By NAN Staff Writer

News Americas, ST. JOHN, Antigua, Fri. Aug. 27, 2021: A Caribbean immigrant veteran who served his country but was then deported from the US and forced to live more than a decade away from his family, is finally back in the U.S.

U.S. Navy veteran Howard Bailey, who was born in Jamaica, was reunited this week with his family in Virginia after living 10 years in exile in Jamaica after being deported in 2010. 

That’s all thanks to the work on his behalf of The National Immigrant Justice Center (NIJC) and the Immigrant Defense Project (IDP). 

“Eleven years ago, I went to bed with my family and woke up to be snatched away from my home and family–dragged out by ICE officers while my children watched,” said Bailey. “While I fought my case for two years in immigration detention someone inside said to me ‘hey man– here, hope is dead.
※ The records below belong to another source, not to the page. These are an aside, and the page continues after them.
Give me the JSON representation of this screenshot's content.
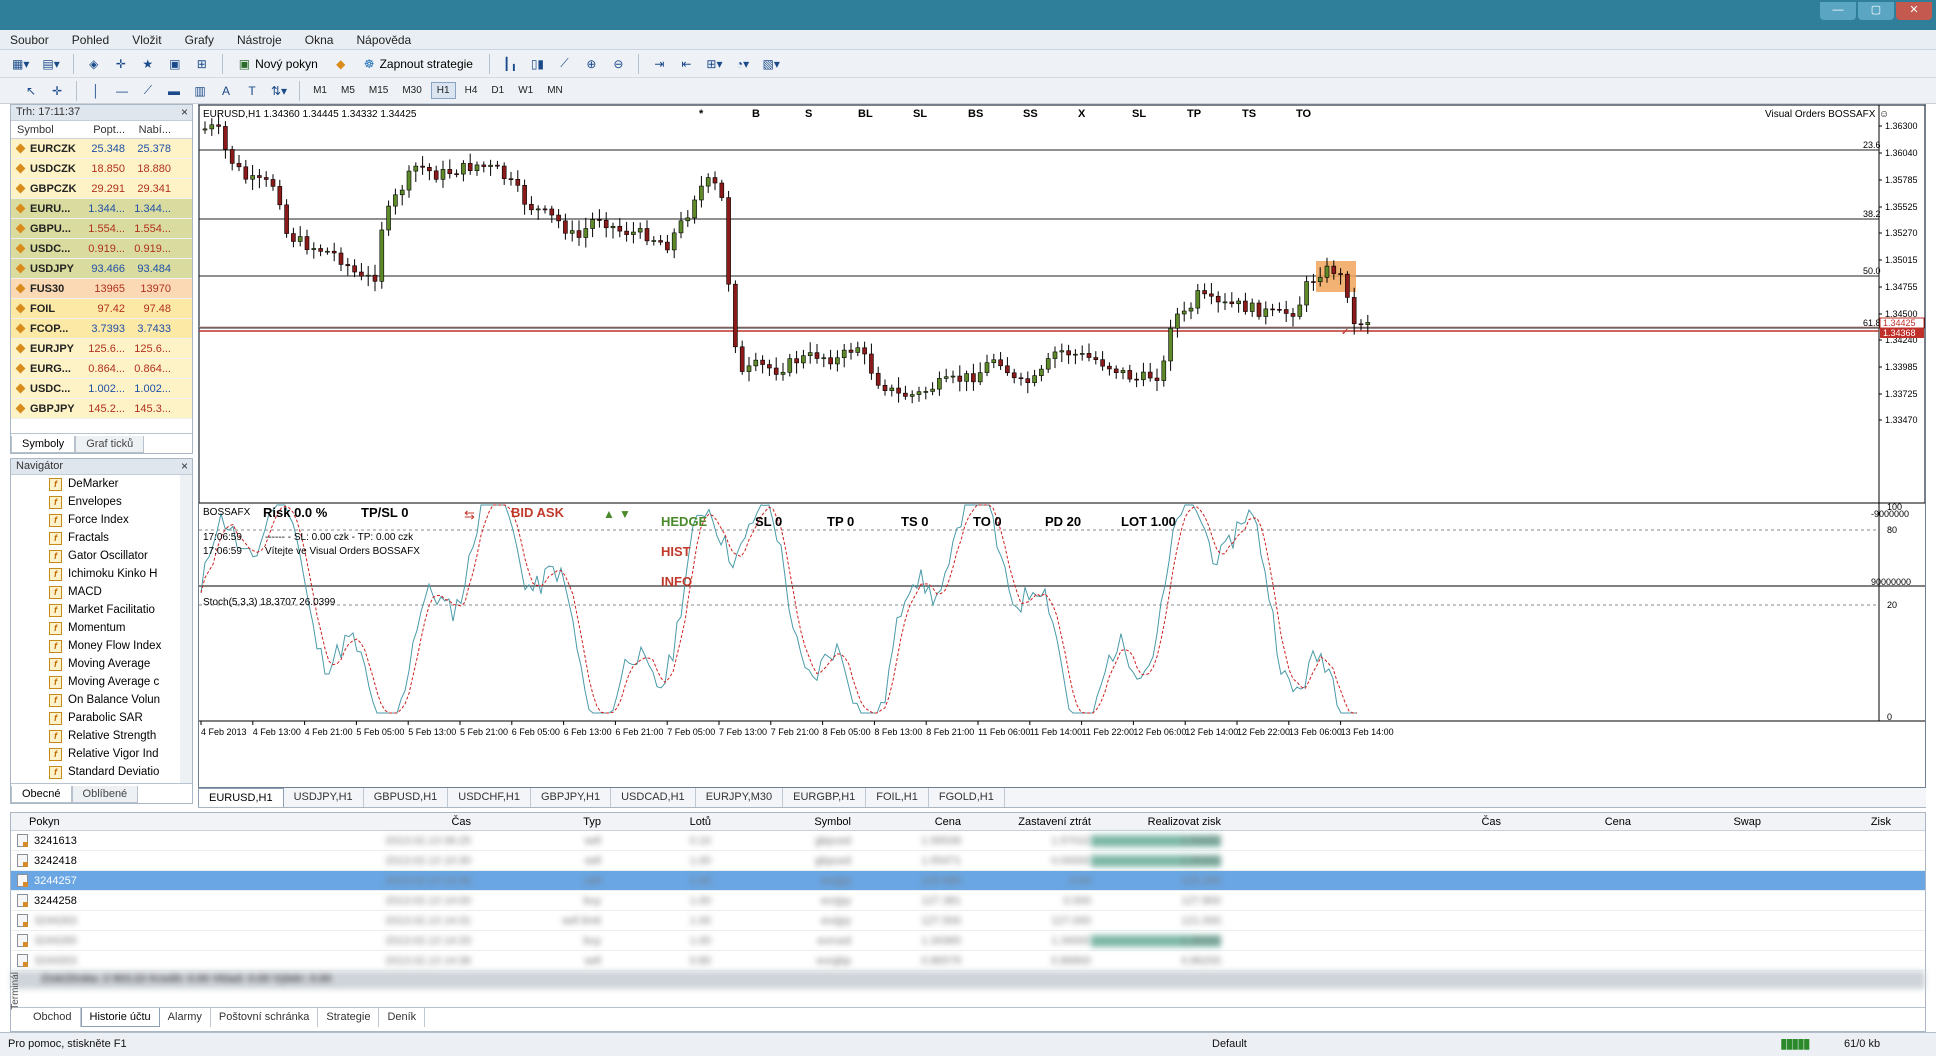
{
  "menu": {
    "items": [
      "Soubor",
      "Pohled",
      "Vložit",
      "Grafy",
      "Nástroje",
      "Okna",
      "Nápověda"
    ]
  },
  "toolbar": {
    "new_order": "Nový pokyn",
    "toggle_strategy": "Zapnout strategie"
  },
  "timeframes": [
    "M1",
    "M5",
    "M15",
    "M30",
    "H1",
    "H4",
    "D1",
    "W1",
    "MN"
  ],
  "market_watch": {
    "time": "Trh: 17:11:37",
    "headers": {
      "symbol": "Symbol",
      "bid": "Popt...",
      "ask": "Nabí..."
    },
    "rows": [
      {
        "symbol": "EURCZK",
        "bid": "25.348",
        "ask": "25.378"
      },
      {
        "symbol": "USDCZK",
        "bid": "18.850",
        "ask": "18.880"
      },
      {
        "symbol": "GBPCZK",
        "bid": "29.291",
        "ask": "29.341"
      },
      {
        "symbol": "EURU...",
        "bid": "1.344...",
        "ask": "1.344..."
      },
      {
        "symbol": "GBPU...",
        "bid": "1.554...",
        "ask": "1.554..."
      },
      {
        "symbol": "USDC...",
        "bid": "0.919...",
        "ask": "0.919..."
      },
      {
        "symbol": "USDJPY",
        "bid": "93.466",
        "ask": "93.484"
      },
      {
        "symbol": "FUS30",
        "bid": "13965",
        "ask": "13970"
      },
      {
        "symbol": "FOIL",
        "bid": "97.42",
        "ask": "97.48"
      },
      {
        "symbol": "FCOP...",
        "bid": "3.7393",
        "ask": "3.7433"
      },
      {
        "symbol": "EURJPY",
        "bid": "125.6...",
        "ask": "125.6..."
      },
      {
        "symbol": "EURG...",
        "bid": "0.864...",
        "ask": "0.864..."
      },
      {
        "symbol": "USDC...",
        "bid": "1.002...",
        "ask": "1.002..."
      },
      {
        "symbol": "GBPJPY",
        "bid": "145.2...",
        "ask": "145.3..."
      }
    ],
    "row_colors": [
      "#fdf3c6",
      "#fdf3c6",
      "#fdf3c6",
      "#d9dc9e",
      "#d9dc9e",
      "#d9dc9e",
      "#d9dc9e",
      "#fbd9b5",
      "#fde9a6",
      "#fde9a6",
      "#fdf3c6",
      "#fdf3c6",
      "#fdf3c6",
      "#fdf3c6"
    ],
    "tabs": [
      "Symboly",
      "Graf ticků"
    ]
  },
  "navigator": {
    "title": "Navigátor",
    "items": [
      "DeMarker",
      "Envelopes",
      "Force Index",
      "Fractals",
      "Gator Oscillator",
      "Ichimoku Kinko H",
      "MACD",
      "Market Facilitatio",
      "Momentum",
      "Money Flow Index",
      "Moving Average",
      "Moving Average c",
      "On Balance Volun",
      "Parabolic SAR",
      "Relative Strength",
      "Relative Vigor Ind",
      "Standard Deviatio"
    ],
    "tabs": [
      "Obecné",
      "Oblíbené"
    ]
  },
  "chart": {
    "header": "EURUSD,H1  1.34360 1.34445 1.34332 1.34425",
    "panel_buttons": [
      "*",
      "B",
      "S",
      "BL",
      "SL",
      "BS",
      "SS",
      "X",
      "SL",
      "TP",
      "TS",
      "TO"
    ],
    "brand": "Visual Orders BOSSAFX",
    "price_labels": [
      "1.36300",
      "1.36040",
      "1.35785",
      "1.35525",
      "1.35270",
      "1.35015",
      "1.34755",
      "1.34500",
      "1.34240",
      "1.33985",
      "1.33725",
      "1.33470"
    ],
    "fib_levels": [
      "23.6",
      "38.2",
      "50.0",
      "61.8"
    ],
    "current_bid": "1.34425",
    "current_ask": "1.34368",
    "orange_color": "#f0a45a"
  },
  "boss": {
    "label": "BOSSAFX",
    "risk": "Risk  0.0 %",
    "tpsl": "TP/SL  0",
    "bidask": "BID ASK",
    "hedge": "HEDGE",
    "hist": "HIST",
    "info": "INFO",
    "sl": "SL  0",
    "tp": "TP  0",
    "ts": "TS  0",
    "to": "TO  0",
    "pd": "PD  20",
    "lot": "LOT  1.00",
    "log1_time": "17:06:59",
    "log1_text": "------  - SL: 0.00 czk - TP: 0.00 czk",
    "log2_time": "17:06:59",
    "log2_text": "Vítejte ve Visual Orders BOSSAFX",
    "scale_top": "-9000000",
    "scale_bottom": "90000000"
  },
  "stoch": {
    "label": "Stoch(5,3,3) 18.3707 26.0399",
    "levels": [
      "100",
      "80",
      "20",
      "0"
    ]
  },
  "time_axis": [
    "4 Feb 2013",
    "4 Feb 13:00",
    "4 Feb 21:00",
    "5 Feb 05:00",
    "5 Feb 13:00",
    "5 Feb 21:00",
    "6 Feb 05:00",
    "6 Feb 13:00",
    "6 Feb 21:00",
    "7 Feb 05:00",
    "7 Feb 13:00",
    "7 Feb 21:00",
    "8 Feb 05:00",
    "8 Feb 13:00",
    "8 Feb 21:00",
    "11 Feb 06:00",
    "11 Feb 14:00",
    "11 Feb 22:00",
    "12 Feb 06:00",
    "12 Feb 14:00",
    "12 Feb 22:00",
    "13 Feb 06:00",
    "13 Feb 14:00"
  ],
  "chart_tabs": [
    "EURUSD,H1",
    "USDJPY,H1",
    "GBPUSD,H1",
    "USDCHF,H1",
    "GBPJPY,H1",
    "USDCAD,H1",
    "EURJPY,M30",
    "EURGBP,H1",
    "FOIL,H1",
    "FGOLD,H1"
  ],
  "terminal": {
    "headers": {
      "order": "Pokyn",
      "time": "Čas",
      "type": "Typ",
      "lots": "Lotů",
      "symbol": "Symbol",
      "price": "Cena",
      "sl": "Zastavení ztrát",
      "tp": "Realizovat zisk",
      "time2": "Čas",
      "price2": "Cena",
      "swap": "Swap",
      "profit": "Zisk"
    },
    "rows": [
      {
        "order": "3241613",
        "time": "2013.02.13 06:25",
        "type": "sell",
        "lots": "0.10",
        "symbol": "gbpusd",
        "price": "1.56539",
        "sl": "1.57010",
        "tp": "1.56450"
      },
      {
        "order": "3242418",
        "time": "2013.02.13 10:30",
        "type": "sell",
        "lots": "1.00",
        "symbol": "gbpusd",
        "price": "1.55471",
        "sl": "0.00000",
        "tp": "1.55950"
      },
      {
        "order": "3244257",
        "time": "2013.02.13 13:30",
        "type": "sell",
        "lots": "1.00",
        "symbol": "eurjpy",
        "price": "125.585",
        "sl": "0.00",
        "tp": "125.250"
      },
      {
        "order": "3244258",
        "time": "2013.02.13 14:00",
        "type": "buy",
        "lots": "1.00",
        "symbol": "eurjpy",
        "price": "127.381",
        "sl": "0.000",
        "tp": "127.800"
      },
      {
        "order": "3244263",
        "time": "2013.02.13 14:31",
        "type": "sell limit",
        "lots": "1.00",
        "symbol": "eurjpy",
        "price": "127.500",
        "sl": "127.000",
        "tp": "121.000"
      },
      {
        "order": "3244265",
        "time": "2013.02.13 14:33",
        "type": "buy",
        "lots": "1.00",
        "symbol": "eurusd",
        "price": "1.34365",
        "sl": "1.34000",
        "tp": "1.35000"
      },
      {
        "order": "3244303",
        "time": "2013.02.13 14:36",
        "type": "sell",
        "lots": "0.80",
        "symbol": "eurgbp",
        "price": "0.86579",
        "sl": "0.86800",
        "tp": "0.86200"
      }
    ],
    "total": "Zisk/Ztráta: 2 903.22  Kredit: 0.00  Vklad: 0.00  Výběr: 0.00",
    "tabs": [
      "Obchod",
      "Historie účtu",
      "Alarmy",
      "Poštovní schránka",
      "Strategie",
      "Deník"
    ],
    "label": "Terminál"
  },
  "status": {
    "help": "Pro pomoc, stiskněte F1",
    "profile": "Default",
    "traffic": "61/0 kb"
  }
}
What are you hoping for?’ These past 11 years I thought he was right, but today I am home, and I feel hope is alive again after so long.”

Bailey served for four years in the U.S. Navy, including during Operation Desert Storm. But ICE ripped him from his family for detention and deportation based on a marijuana conviction later pardoned by the governor of Virginia and despite his lawful permanent resident status. 

Bailey was one of 11 deported individuals featured in NIJC’s April 2021 white paper A Chance to Come Home: A Roadmap to Bring Home the Unjustly Deported, which urged the Biden administration to adopt a centralized process to give unjustly deported individuals a meaningful chance to come home.  

“When I was deported, my family’s entire lives went down the drain. I was the main provider, and they were left financially drained–they could barely survive. The emotional devastation gripped my mother, my siblings, my children – my deportation was a negative chain effect for every single person in my family,” said Bailey. “This is not something I wish on anyone – I would never want to live and see any other family go through what my family went through.”

Bailey recently testified from Jamaica about his experiences before a U.S. Senate Judiciary Subcommittee hearing led by U.S. Senator Alex Padilla. Following that hearing, Senator Padilla sent a letter to the Department of Homeland Security urging the agency to reopen Mr. Bailey’s immigration proceedings and grant him humanitarian parole.

“Howard Bailey fought for our country and I’m proud to fight for him. I’m relieved that our calls to bring him home were heard by the Biden administration and that Howard will soon be reunited with his family,” said Senator Padilla. “But we cannot let up the fight. There are thousands of additional veterans who deserve this same consideration. We must continue to undo the harmful immigration policies that are hurting our veterans, service members, and their families — including obstacles to pathways to citizenship imposed by the Trump administration.”

Bailey is one of thousands of Black and Brown immigrants unjustly deported after contact with the U.S. criminal legal system. NIJC said it is urging the Biden administration to use its discretion to bring home others like Bailey and to establish a review process to systematically consider requests for return.

“While momentous, Howard’s homecoming should not be an exception in the U.S. immigration system,” said Nayna Gupta, associate director of policy at NIJC. “We urge the Biden administration to follow through on its promises to honor family unity and redress racial injustice by creating a centralized process based on existing laws to review the cases of all unjustly deported individuals so that others like Howard have a meaningful chance to come home.”

“For the eight years that I have represented Howard at the Immigrant Defense Project and Just Counsel, I have watched him fight for himself and others in the face of unjust laws that cruelly exiled him from his family and home,” said Alisa Wellek, founding attorney at Just Counsel and former executive director of IDP. “I am grateful to Howard’s incredible legal and advocacy team, Senator Padilla, and the Biden Administration for beginning to right this wrong and hope Howard will be the first of many who have suffered under these laws to come home.”

“Howard’s case exemplifies how the entanglement of the criminal legal and immigration systems devastates communities of color,” said Jane Shim, Senior Policy Attorney at IDP. “The Immigrant Defense Project will continue fighting the unjust laws that permanently separate people from their communities and supporting immigrants who are fighting to return home.”